I’m not saying it was easy to start these companies but we’re not talking about rocket science* here, these aren’t niche SaaS data interoperability companies. These are the “We just got the internet what should we make?” kinds of companies.
*With the exception of Elon's next ventures. SpaceX was literally rocket science.
Even better, tech was going through a bust cycle in 2002. Not only did the PayPal Mafia had the money to build and invest in tech startups, the field had just been cleared by the dot com bust. The opportunities were endless.
Network Power
Venture capital is all about networks. VCs have to find great companies and founders to invest in. Founders have to find VCs who will invest in them. Friends in common make it much easier for both parties to trust the other. In other words, your network greases the wheels. Which is fundamentally unfair but very human.
Peter Thiel was introduced to Mark Zuckerberg by Ried Hoffman. Jawed Karim, founder of Youtube, told Keith Rabois about the video-sharing startup he was working on, Keith told Rolef Botha at Sequoia, and Sequoia ultimately invested.
For the PayPal Mafia, the power of their network to find investors and find investments was unparalleled. Today it reminds me most of Y Combinator.
Members Only: It is worth noting that the PayPal Mafia is entirely men and almost entirely white. In part, that was undoubtedly because in the ‘90s there were even fewer women writing software than today — this was back in the era when Time Magazine was publishing stories with titles like The Golden Geeks about Netscape founder Marc Andreessen.
But given the Mafia’s prevalence, that lack of diversity likely had an impact on the makeup of Silicon Valley companies for years.
That's not to say that The PayPal Mafia wouldn’t invest in women-led companies given the opportunity, it’s just that they clearly didn’t know any women in tech.
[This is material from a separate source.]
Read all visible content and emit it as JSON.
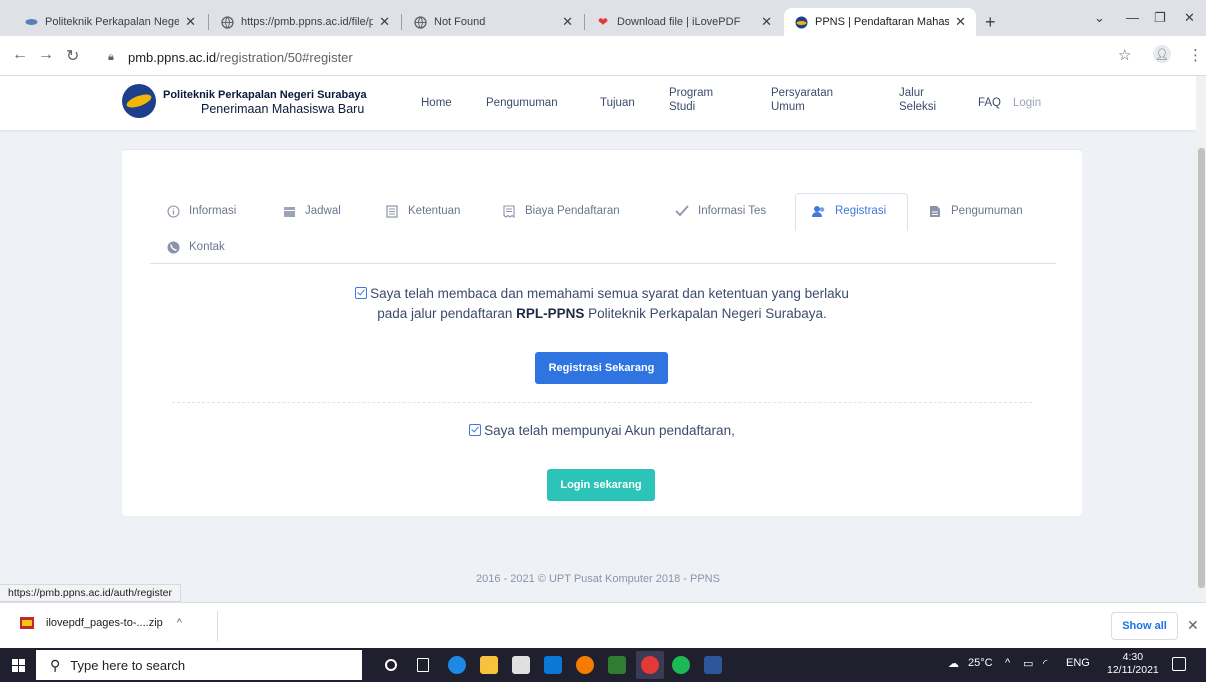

If they had there would have been a couple at PayPal and in the Mafia.
Given VC is all about your network, if the PayPal Mafia only had men in their network... You see where this is going.
Aside: Interestingly, companies like Chief are today trying to build their own networks of power brokers, but only within minority groups.
TLDR
The PayPal Mafia spawned a ridiculous amount of incredible tech companies including Youtube, LinkedIn, Affirm, Tesla, SpaceX, Palantir, and Yelp.
Their success came from fantastic timing — they exited PayPal in 2002 when the internet was dawning and after competitors had folded in the dot com bust — and a tight-knit network that served to help founders raise capital and help investors find new opportunities to invest in.